Birth Rate for Black Teens is Almost Double the Average

Part of the grant will fund safe spaces for parents to gain the information and confidence to talk to their children about sex.

The grant would also pay for new sexual education curriculum and cover the cost of training teachers – costs that would normally come out of the tight school district budget.

Local teen birth rates for African American, Latino, and Native Americans are higher than the national average. Across the country, there are 22.6 births for every 1,000 females between the ages of 15-19; in Multnomah County, the birthrate for Black teenagers is 40.5 per 1,000, according to Oregon Vital Statistics.

The disparity between Black and white teen pregnancies is even greater when looking at teen pregnancy rates which include live births and abortions. The pregnancy rate for Black teens in the county is 69.2 per 1,000 females, compared to 27.5 pregnancy rate for white teenagers.

Toevs said the goal is not necessarily to keep teens from having children if they desire them, but to address the issues of poverty, lower high-school completion rates and lower household incomes that can impact birth outcomes and hit a young family hard.


ACT Project Will Focus on STD Prevention and Relationship Skills

The ACT project would also address sexually transmitted infections. Black teenagers are shown to have the highest rates of chlamydia and gonorrhea of any racial group in the county.

Data from the 2013 Oregon Healthy Teens Survey showed that Black teens were 43 percent more likely to have been 14 years old or younger the first time they had sex and 35 percent more likely not to have used a condom compared to white teens. Black teens were also more likely to report encountering dating violence.

The project would focus on neighborhoods and school districts with high populations of Black, Latino and Native American students and often high poverty rates. These neighborhoods also have either high rates of teen pregnancy, high rates of sexually transmitted infections or both. The county has already determined these areas of focus:

  • St. Johns
  • Inner Northeast Portland
  • Cully
  • Parkrose
  • David Douglas
  • Centennial
  • Reynolds

The county says the ACT project will use a positive youth development model. The approach focuses on teaching positive life skills to develop a sense of self-value. Beyond sexual health awareness, the method would includes relationship and communication skills, health care advocacy and violence prevention.
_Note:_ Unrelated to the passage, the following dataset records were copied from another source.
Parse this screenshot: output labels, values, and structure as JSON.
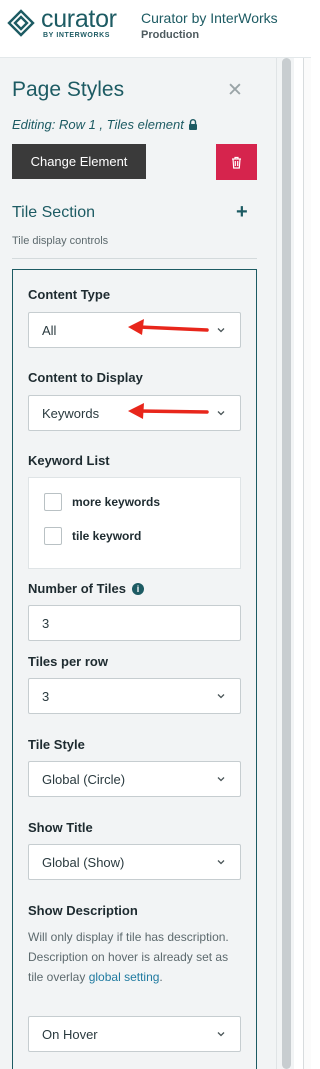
{
  "header": {
    "logo_word": "curator",
    "logo_sub": "BY INTERWORKS",
    "site_title": "Curator by InterWorks",
    "environment": "Production"
  },
  "panel": {
    "title": "Page Styles",
    "close_icon": "close-icon",
    "editing_text": "Editing: Row 1 , Tiles element",
    "lock_icon": "lock-icon",
    "change_element_label": "Change Element",
    "delete_icon": "trash-icon",
    "section_title": "Tile Section",
    "section_add_icon": "plus-icon",
    "section_subtitle": "Tile display controls"
  },
  "controls": {
    "content_type": {
      "label": "Content Type",
      "value": "All"
    },
    "content_to_display": {
      "label": "Content to Display",
      "value": "Keywords"
    },
    "keyword_list": {
      "label": "Keyword List",
      "items": [
        {
          "label": "more keywords",
          "checked": false
        },
        {
          "label": "tile keyword",
          "checked": false
        }
      ]
    },
    "number_of_tiles": {
      "label": "Number of Tiles",
      "value": "3",
      "info_icon": "info-icon"
    },
    "tiles_per_row": {
      "label": "Tiles per row",
      "value": "3"
    },
    "tile_style": {
      "label": "Tile Style",
      "value": "Global (Circle)"
    },
    "show_title": {
      "label": "Show Title",
      "value": "Global (Show)"
    },
    "show_description": {
      "label": "Show Description",
      "help_text": "Will only display if tile has description. Description on hover is already set as tile overlay",
      "help_link": "global setting",
      "help_end": ".",
      "value": "On Hover"
    }
  },
  "colors": {
    "brand": "#1d5b63",
    "delete": "#d6244d",
    "annotation_arrow": "#e8261b"
  }
}
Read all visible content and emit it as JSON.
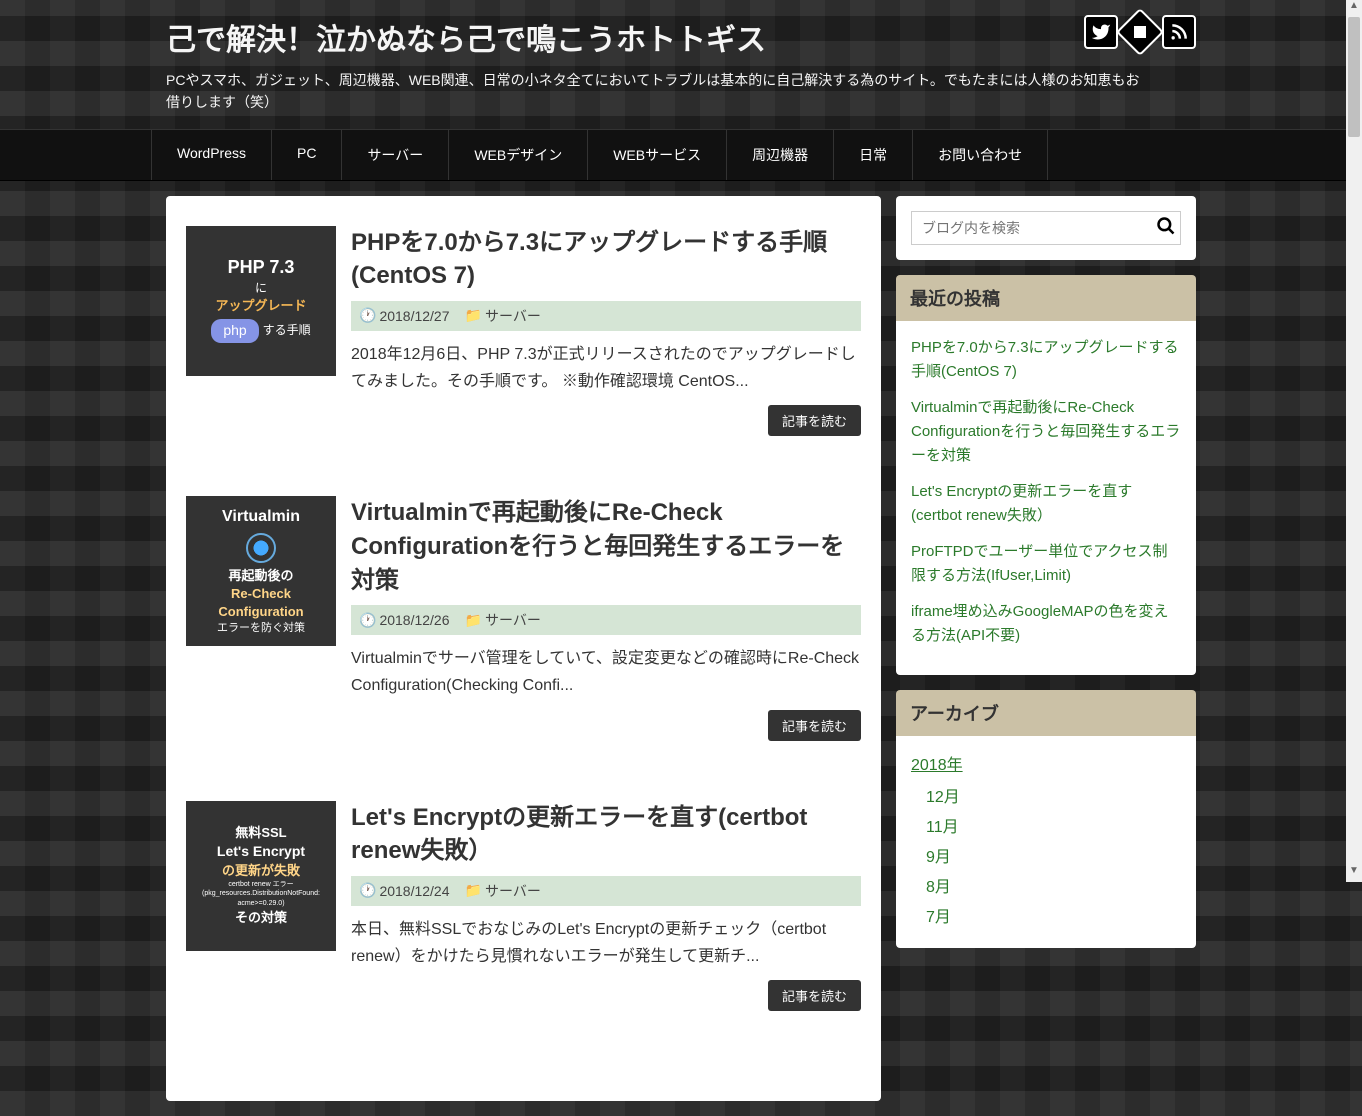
{
  "header": {
    "title": "己で解決！泣かぬなら己で鳴こうホトトギス",
    "description": "PCやスマホ、ガジェット、周辺機器、WEB関連、日常の小ネタ全てにおいてトラブルは基本的に自己解決する為のサイト。でもたまには人様のお知恵もお借りします（笑）"
  },
  "nav": [
    "WordPress",
    "PC",
    "サーバー",
    "WEBデザイン",
    "WEBサービス",
    "周辺機器",
    "日常",
    "お問い合わせ"
  ],
  "posts": [
    {
      "title": "PHPを7.0から7.3にアップグレードする手順(CentOS 7)",
      "date": "2018/12/27",
      "category": "サーバー",
      "excerpt": "2018年12月6日、PHP 7.3が正式リリースされたのでアップグレードしてみました。その手順です。 ※動作確認環境 CentOS...",
      "read_more": "記事を読む",
      "thumb": {
        "l1": "PHP 7.3",
        "l2": "に",
        "l3": "アップグレード",
        "l4": "php",
        "l5": "する手順"
      }
    },
    {
      "title": "Virtualminで再起動後にRe-Check Configurationを行うと毎回発生するエラーを対策",
      "date": "2018/12/26",
      "category": "サーバー",
      "excerpt": "Virtualminでサーバ管理をしていて、設定変更などの確認時にRe-Check Configuration(Checking Confi...",
      "read_more": "記事を読む",
      "thumb": {
        "l1": "Virtualmin",
        "l2": "再起動後の",
        "l3": "Re-Check",
        "l4": "Configuration",
        "l5": "エラーを防ぐ対策"
      }
    },
    {
      "title": "Let's Encryptの更新エラーを直す(certbot renew失敗）",
      "date": "2018/12/24",
      "category": "サーバー",
      "excerpt": "本日、無料SSLでおなじみのLet's Encryptの更新チェック（certbot renew）をかけたら見慣れないエラーが発生して更新チ...",
      "read_more": "記事を読む",
      "thumb": {
        "l1": "無料SSL",
        "l2": "Let's Encrypt",
        "l3": "の更新が失敗",
        "l4": "certbot renew エラー\n(pkg_resources.DistributionNotFound:\nacme>=0.29.0)",
        "l5": "その対策"
      }
    }
  ],
  "search": {
    "placeholder": "ブログ内を検索"
  },
  "sidebar": {
    "recent_title": "最近の投稿",
    "recent": [
      "PHPを7.0から7.3にアップグレードする手順(CentOS 7)",
      "Virtualminで再起動後にRe-Check Configurationを行うと毎回発生するエラーを対策",
      "Let's Encryptの更新エラーを直す(certbot renew失敗）",
      "ProFTPDでユーザー単位でアクセス制限する方法(IfUser,Limit)",
      "iframe埋め込みGoogleMAPの色を変える方法(API不要)"
    ],
    "archive_title": "アーカイブ",
    "archive_year": "2018年",
    "archive_months": [
      "12月",
      "11月",
      "9月",
      "8月",
      "7月"
    ]
  }
}
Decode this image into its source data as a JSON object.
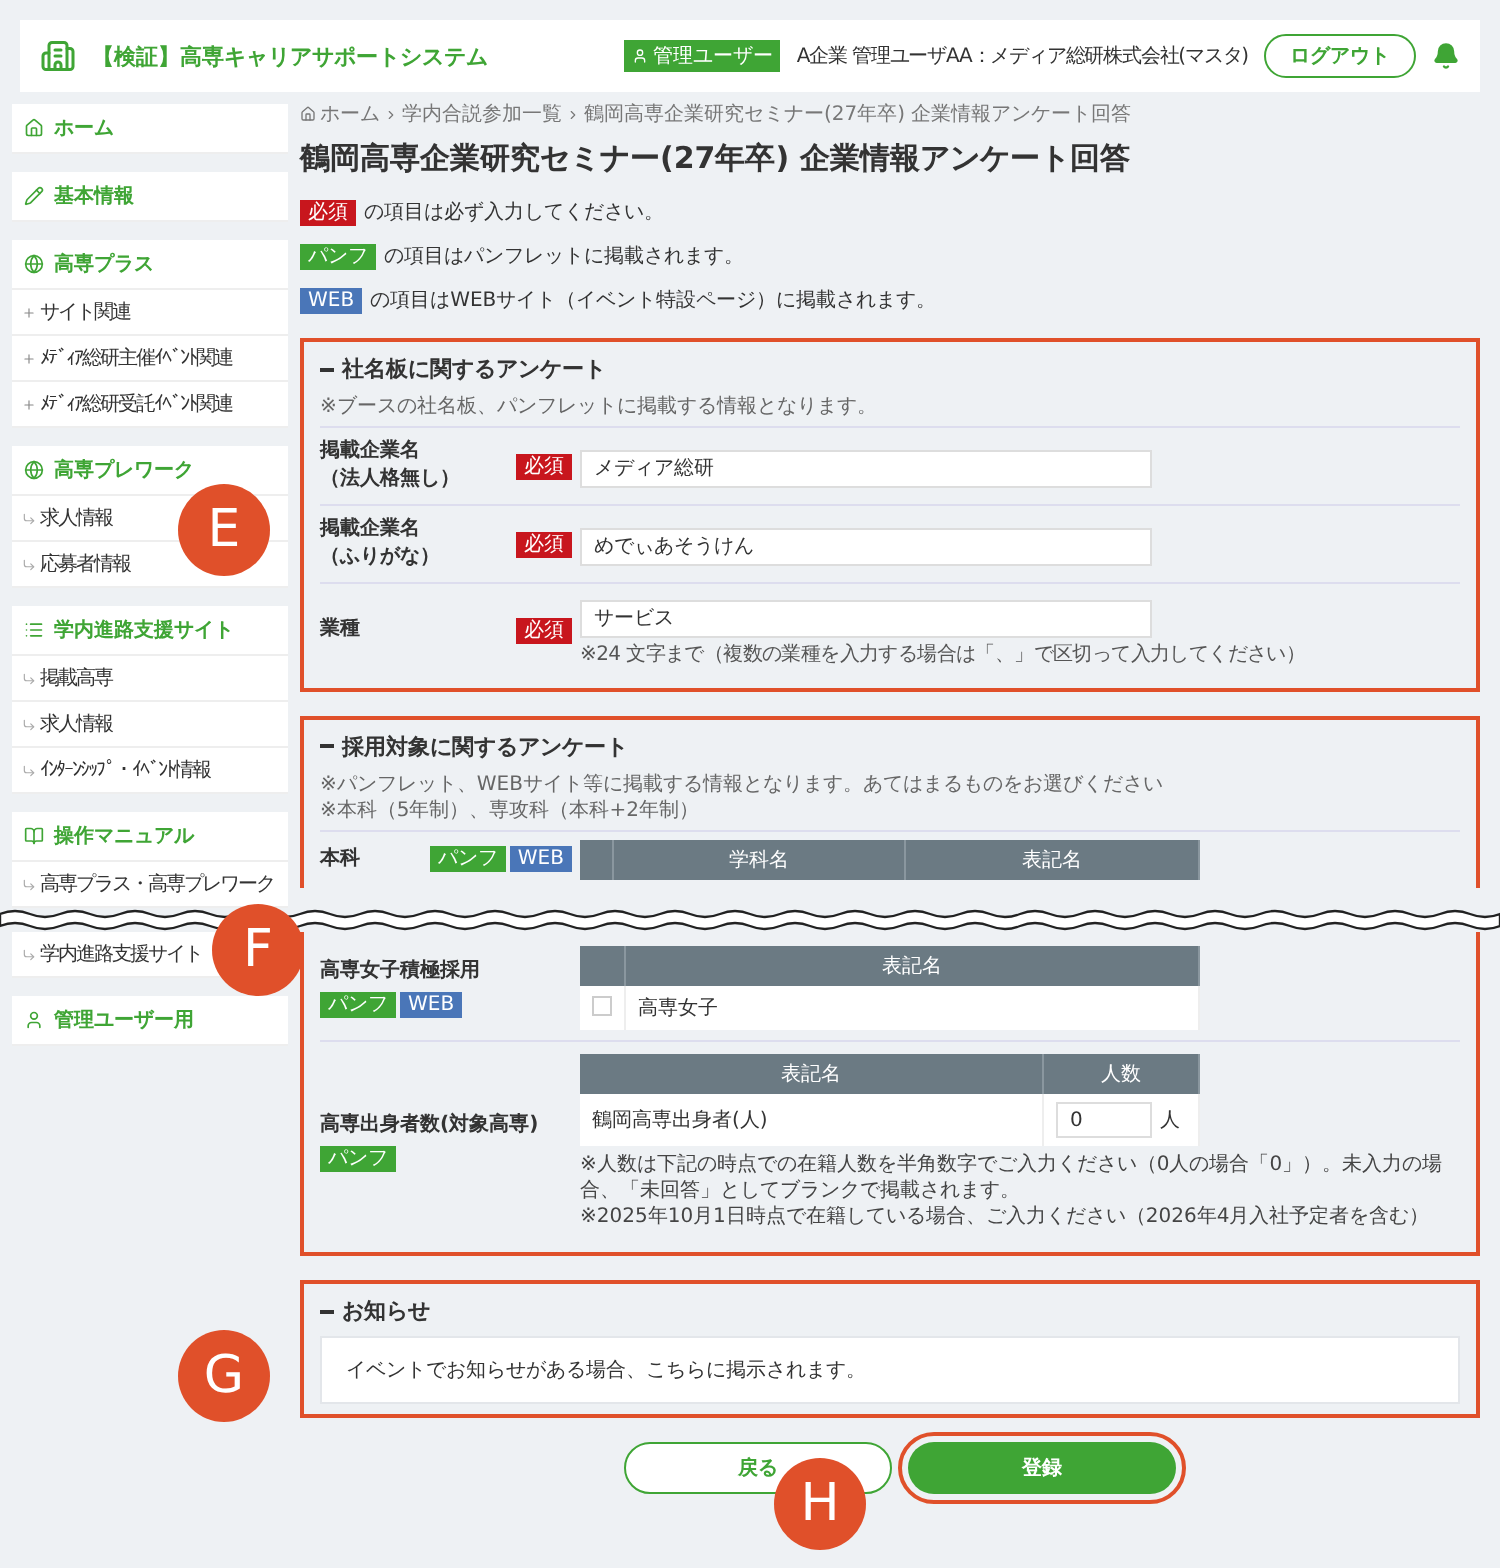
{
  "header": {
    "title": "【検証】高専キャリアサポートシステム",
    "role_badge": "管理ユーザー",
    "user": "A企業 管理ユーザAA：メディア総研株式会社(マスタ)",
    "logout": "ログアウト"
  },
  "page_top": {
    "sidebar": [
      {
        "label": "ホーム"
      },
      {
        "label": "基本情報"
      },
      {
        "label": "高専プラス",
        "items": [
          {
            "label": "サイト関連",
            "kind": "plus"
          },
          {
            "label": "ﾒﾃﾞｨｱ総研主催ｲﾍﾞﾝﾄ関連",
            "kind": "plus"
          },
          {
            "label": "ﾒﾃﾞｨｱ総研受託ｲﾍﾞﾝﾄ関連",
            "kind": "plus"
          }
        ]
      },
      {
        "label": "高専プレワーク",
        "items": [
          {
            "label": "求人情報",
            "kind": "sub"
          },
          {
            "label": "応募者情報",
            "kind": "sub"
          }
        ]
      },
      {
        "label": "学内進路支援サイト",
        "items": [
          {
            "label": "掲載高専",
            "kind": "sub"
          },
          {
            "label": "求人情報",
            "kind": "sub"
          },
          {
            "label": "ｲﾝﾀｰﾝｼｯﾌﾟ・ｲﾍﾞﾝﾄ情報",
            "kind": "sub"
          }
        ]
      },
      {
        "label": "操作マニュアル",
        "items": [
          {
            "label": "高専プラス・高専プレワーク",
            "kind": "sub"
          }
        ]
      }
    ],
    "breadcrumb": [
      "ホーム",
      "学内合説参加一覧",
      "鶴岡高専企業研究セミナー(27年卒) 企業情報アンケート回答"
    ],
    "title": "鶴岡高専企業研究セミナー(27年卒) 企業情報アンケート回答",
    "legend": [
      {
        "badge": {
          "kind": "required",
          "label": "必須"
        },
        "text": "の項目は必ず入力してください。"
      },
      {
        "badge": {
          "kind": "pamphlet",
          "label": "パンフ"
        },
        "text": "の項目はパンフレットに掲載されます。"
      },
      {
        "badge": {
          "kind": "web",
          "label": "WEB"
        },
        "text": "の項目はWEBサイト（イベント特設ページ）に掲載されます。"
      }
    ],
    "sections": [
      {
        "title": "社名板に関するアンケート",
        "highlighted": true,
        "notes": [
          "※ブースの社名板、パンフレットに掲載する情報となります。"
        ],
        "rows": [
          {
            "kind": "input",
            "label": "掲載企業名",
            "sublabel": "（法人格無し）",
            "badges": [
              {
                "kind": "required",
                "label": "必須"
              }
            ],
            "value": "メディア総研"
          },
          {
            "kind": "input",
            "label": "掲載企業名",
            "sublabel": "（ふりがな）",
            "badges": [
              {
                "kind": "required",
                "label": "必須"
              }
            ],
            "value": "めでぃあそうけん"
          },
          {
            "kind": "input",
            "label": "業種",
            "badges": [
              {
                "kind": "required",
                "label": "必須"
              }
            ],
            "value": "サービス",
            "hint": "※24 文字まで（複数の業種を入力する場合は「、」で区切って入力してください）"
          }
        ]
      },
      {
        "title": "採用対象に関するアンケート",
        "highlighted": true,
        "notes": [
          "※パンフレット、WEBサイト等に掲載する情報となります。あてはまるものをお選びください",
          "※本科（5年制）、専攻科（本科+2年制）"
        ],
        "rows": [
          {
            "kind": "header_table",
            "label": "本科",
            "badges": [
              {
                "kind": "pamphlet",
                "label": "パンフ"
              },
              {
                "kind": "web",
                "label": "WEB"
              }
            ],
            "table": {
              "columns": [
                "学科名",
                "表記名"
              ]
            }
          }
        ]
      }
    ]
  },
  "page_bottom": {
    "sidebar": [
      {
        "items": [
          {
            "label": "学内進路支援サイト",
            "kind": "sub"
          }
        ]
      },
      {
        "label": "管理ユーザー用"
      }
    ],
    "sections": [
      {
        "highlighted": true,
        "rows": [
          {
            "kind": "check_table",
            "label": "高専女子積極採用",
            "badges": [
              {
                "kind": "pamphlet",
                "label": "パンフ"
              },
              {
                "kind": "web",
                "label": "WEB"
              }
            ],
            "table": {
              "columns": [
                "表記名"
              ],
              "rows": [
                {
                  "checked": false,
                  "cells": [
                    "高専女子"
                  ]
                }
              ]
            }
          },
          {
            "kind": "count_table",
            "label": "高専出身者数(対象高専)",
            "badges": [
              {
                "kind": "pamphlet",
                "label": "パンフ"
              }
            ],
            "table": {
              "columns": [
                "表記名",
                "人数"
              ],
              "rows": [
                {
                  "name": "鶴岡高専出身者(人)",
                  "value": "0",
                  "unit": "人"
                }
              ]
            },
            "notes": [
              "※人数は下記の時点での在籍人数を半角数字でご入力ください（0人の場合「0」）。未入力の場合、「未回答」としてブランクで掲載されます。",
              "※2025年10月1日時点で在籍している場合、ご入力ください（2026年4月入社予定者を含む）"
            ]
          }
        ]
      },
      {
        "title": "お知らせ",
        "highlighted": true,
        "message": "イベントでお知らせがある場合、こちらに掲示されます。"
      }
    ],
    "buttons": [
      {
        "kind": "secondary",
        "label": "戻る",
        "highlighted": false
      },
      {
        "kind": "primary",
        "label": "登録",
        "highlighted": true
      }
    ]
  },
  "callouts": [
    "E",
    "F",
    "G",
    "H"
  ]
}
Toevs said it is also very important for the county to take a trauma-informed approach to this work. Long-term institutional inequities that have led to income disparity, nonconsensual medical experimentation and forced sterilization have all created an understandable distrust of government intervention.

The ACT program openly acknowledges these social determinants of health and employs a spectrum of different people from the community to work side-by-side with outreach partners.

The county will know if they got the grant around July 1, and Toevs says they’ll be ready to plan with their community partners as soon as they get the grant.

For Toevs, she hopes the grant will give teens the confidence and information to choose when they want to have children.

“Being able to have the skills you need, and the access to the healthcare you need, to be able to make your own choice about when and if you are going to have kids, that is the goal,” Toevs said.